Мне нравишься ты! Если бы ты знала, как ты мне нравишься.
Никогда не забуду эти ощущения. Половина лица немеет так, будто схватил паралич. Веко не моргает. Приходится брать и опускать его рукой, иначе глаз сохнет. Когда роговице не хватает влаги, то словно зарядили солью в глаз. Приходится брать пальцами за ресницы и тянуть веко вниз. Бровь не шевелится. И одна сторона губ тоже. С нее стекает слюна, и нужно вытирать подбородок каждую минуту. Не чувствуешь, как слюни текут. Губы слишком онемели. Но все это ерунда в сравнении тому, что предшествовало.
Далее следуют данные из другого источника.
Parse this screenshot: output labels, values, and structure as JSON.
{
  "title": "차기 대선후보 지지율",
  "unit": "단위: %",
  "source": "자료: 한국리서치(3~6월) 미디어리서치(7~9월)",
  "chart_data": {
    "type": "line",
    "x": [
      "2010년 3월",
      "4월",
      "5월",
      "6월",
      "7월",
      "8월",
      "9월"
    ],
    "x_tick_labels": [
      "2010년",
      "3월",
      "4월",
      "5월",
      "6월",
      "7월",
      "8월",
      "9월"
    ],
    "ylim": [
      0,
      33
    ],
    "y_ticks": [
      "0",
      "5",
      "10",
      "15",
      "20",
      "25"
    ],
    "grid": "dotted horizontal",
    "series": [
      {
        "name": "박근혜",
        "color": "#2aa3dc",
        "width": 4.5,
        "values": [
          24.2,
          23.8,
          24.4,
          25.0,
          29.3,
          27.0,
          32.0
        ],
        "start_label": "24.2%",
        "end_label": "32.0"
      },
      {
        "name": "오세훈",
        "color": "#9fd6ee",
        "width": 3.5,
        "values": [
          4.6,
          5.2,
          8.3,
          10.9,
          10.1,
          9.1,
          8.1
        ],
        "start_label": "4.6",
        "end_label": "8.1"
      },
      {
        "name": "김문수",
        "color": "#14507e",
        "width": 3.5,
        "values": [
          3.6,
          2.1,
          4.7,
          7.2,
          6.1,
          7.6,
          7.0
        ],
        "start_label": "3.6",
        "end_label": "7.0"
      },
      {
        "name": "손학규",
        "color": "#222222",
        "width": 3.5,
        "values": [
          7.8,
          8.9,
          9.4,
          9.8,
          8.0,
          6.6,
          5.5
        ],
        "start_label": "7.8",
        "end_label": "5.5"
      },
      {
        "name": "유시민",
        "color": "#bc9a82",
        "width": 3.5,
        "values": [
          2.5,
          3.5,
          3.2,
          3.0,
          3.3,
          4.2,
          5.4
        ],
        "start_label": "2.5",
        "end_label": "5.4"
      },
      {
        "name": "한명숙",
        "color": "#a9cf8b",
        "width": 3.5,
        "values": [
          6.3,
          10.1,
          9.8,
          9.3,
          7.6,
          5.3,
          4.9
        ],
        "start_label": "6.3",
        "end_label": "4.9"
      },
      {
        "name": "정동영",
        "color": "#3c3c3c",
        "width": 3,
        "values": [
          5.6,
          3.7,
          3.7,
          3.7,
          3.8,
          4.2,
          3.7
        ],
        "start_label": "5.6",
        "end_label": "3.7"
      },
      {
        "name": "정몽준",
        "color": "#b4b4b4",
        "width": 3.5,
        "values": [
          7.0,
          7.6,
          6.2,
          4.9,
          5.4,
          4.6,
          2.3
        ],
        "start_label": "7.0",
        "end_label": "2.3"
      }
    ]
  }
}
Когда из бумажного пакета достают металлические клешни, прошибает пот. Не хочется открывать рот, но ты открываешь. Челюсть шатают, как движение маятника. Хрусть, хрусть – трещит кость. Хрусть, и ты лишился кусочка себя. До этой минуты ты был целостен и един, сейчас – нет. Время перестает длиться. Все прошло не дольше минуты, а кажется, что застрял в этом мгновении, в этой картинке ощущений. Даже когда вышел из кабинета.
Она подошла и села рядом. Ее взгляд теплый и полный сочувствия. Она погладила меня по голове.
– Бедный ты мой, – говорила она, – болит?
– Нет, анестезия сильная. Онемела вся правая сторона лица.
– У тебя только часть губ шевелится, – сказала она и улыбнулась.
– Ага.
– Хочешь чего-нибудь?
– Хочу, чтобы анестезия прошла. Даже если будет больно. Мне пока ничего нельзя, но ничего и не хочется. Я выплюнул вату и теперь чувствую кровь на языке. Смотри, они дали памятку.
Она взяла листок в руки.
– О, не полоскать ничем. А тебе еще раз нужно идти?
– Не знаю. Сказали, если через пять дней еще будет болеть, то прийти.
Она прижалась ко мне. Я старался думать о хорошем. Хотел пошутить, но ничего в голову не лезло. Чувствовал себя заболевшим. Тело обмякло, а голова не соображала. Мы молча сидели и ждали, когда мне станет лучше.